2. Ratnikov, B.I., Cieplak, P., Gramatikoff, K., Pierce, J., Eroshkin, A., Igarashi, Y., Sun, Q., Godzik, A., Osterman, A.L., Stec, B. et al. (2013) Basis for Substrate Recognition and Distinciton by Matrix Metalloproteinases. P.N.A.S., submitted.

3. Kazanov, M.D., Igarashi, Y., Eroshkin, A.M., Cieplak, P., Ratnikov, B., Zhang, Y., Li, Z., Godzik, A., Osterman, A.L. and Smith, J.W. (2011) Structural determinants of limited proteolysis. Journal of proteome research, 10, 3642-3651.

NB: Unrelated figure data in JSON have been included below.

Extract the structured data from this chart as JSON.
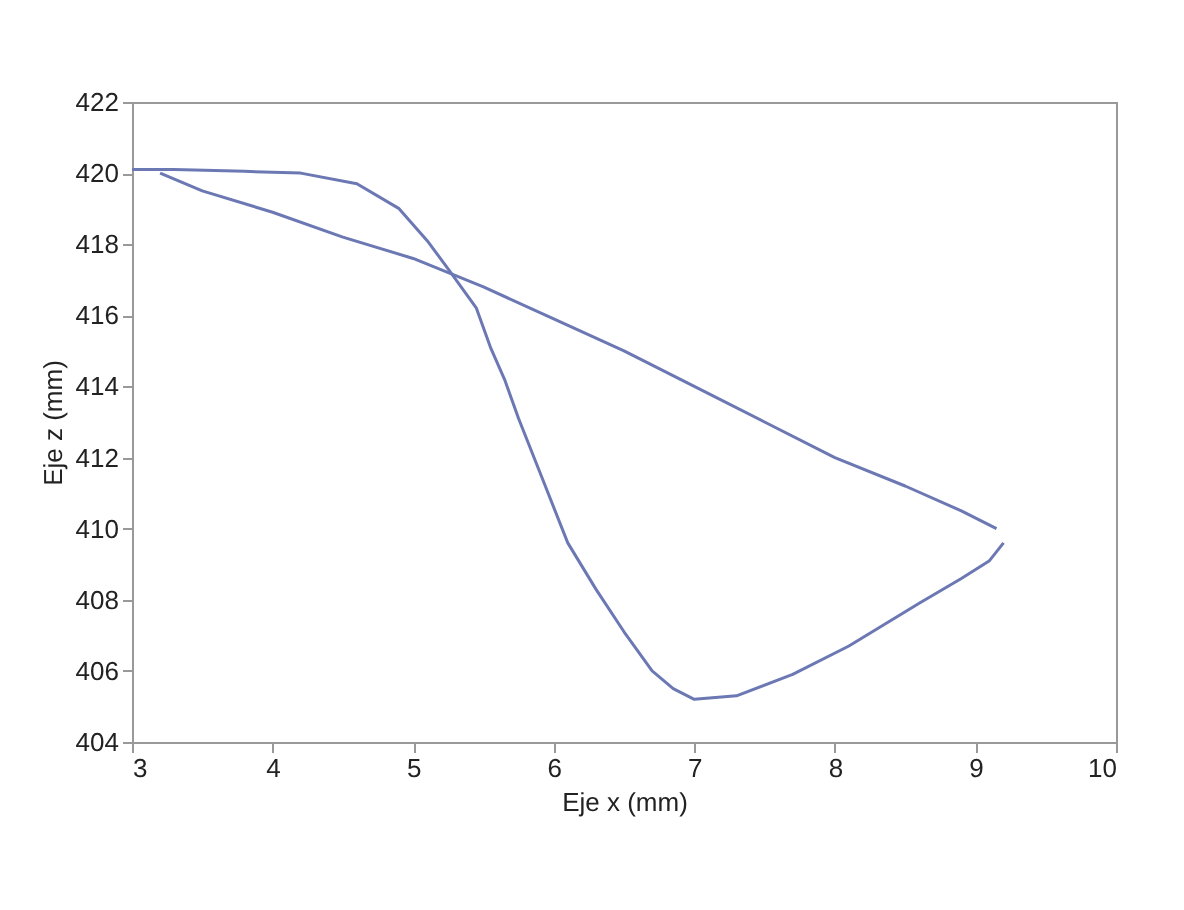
{
  "chart_data": {
    "type": "line",
    "xlabel": "Eje x (mm)",
    "ylabel": "Eje z (mm)",
    "series": [
      {
        "color": "#6c78b4",
        "x": [
          3,
          3.3,
          3.8,
          4.2,
          4.6,
          4.9,
          5.1,
          5.25,
          5.45,
          5.55,
          5.65,
          5.75,
          5.9,
          6.1,
          6.3,
          6.5,
          6.7,
          6.85,
          7,
          7.3,
          7.7,
          8.1,
          8.6,
          8.9,
          9.1,
          9.2
        ],
        "values": [
          420.1,
          420.1,
          420.05,
          420,
          419.7,
          419,
          418.1,
          417.3,
          416.2,
          415.1,
          414.2,
          413.1,
          411.6,
          409.6,
          408.3,
          407.1,
          406,
          405.5,
          405.2,
          405.3,
          405.9,
          406.7,
          407.9,
          408.6,
          409.1,
          409.6
        ]
      },
      {
        "color": "#6c78b4",
        "x": [
          3.2,
          3.5,
          4,
          4.5,
          5,
          5.5,
          6,
          6.5,
          7,
          7.5,
          8,
          8.5,
          8.9,
          9.15
        ],
        "values": [
          420,
          419.5,
          418.9,
          418.2,
          417.6,
          416.8,
          415.9,
          415,
          414,
          413,
          412,
          411.2,
          410.5,
          410
        ]
      }
    ],
    "xlim": [
      3,
      10
    ],
    "xticks": [
      3,
      4,
      5,
      6,
      7,
      8,
      9,
      10
    ],
    "ylim": [
      404,
      422
    ],
    "yticks": [
      404,
      406,
      408,
      410,
      412,
      414,
      416,
      418,
      420,
      422
    ],
    "grid": false,
    "legend": false
  }
}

4. Thomas Nordahl Petersen, Søren Brunak, Gunnar von Heijne, Henrik Nielsen (2011) SignalP 4.0: discriminating signal peptides from transmembrane regions. Nature Methods, 8:785-786

5. Obayashi T, Okamura Y, Ito S, Tadaka S, Motoike IN, Kinoshita K. (2013) COXPRESdb: a database of comparative gene coexpression networks of eleven species for mammals. Nucleic Acids Res. 41

6. Alberto Calderone, Luisa Castagnoli, Gianni Cesareni (2013) mentha: a resource for browsing integrated protein-interaction networks Nature Methods 10, 690

7. C.T. Lu, K.Y Huang, M.G. Su, T.Y. Lee, N.A. Bretana, W.C. Chang, Y.J. Chen, Y.J. Chen and H.D. Huang. (2013) DbPTM 3.0: an informative resource for investigating substrate site specificity and functional association of protein post-translational modifications. Nucleic Acids Research, Vol. 41, D295-305.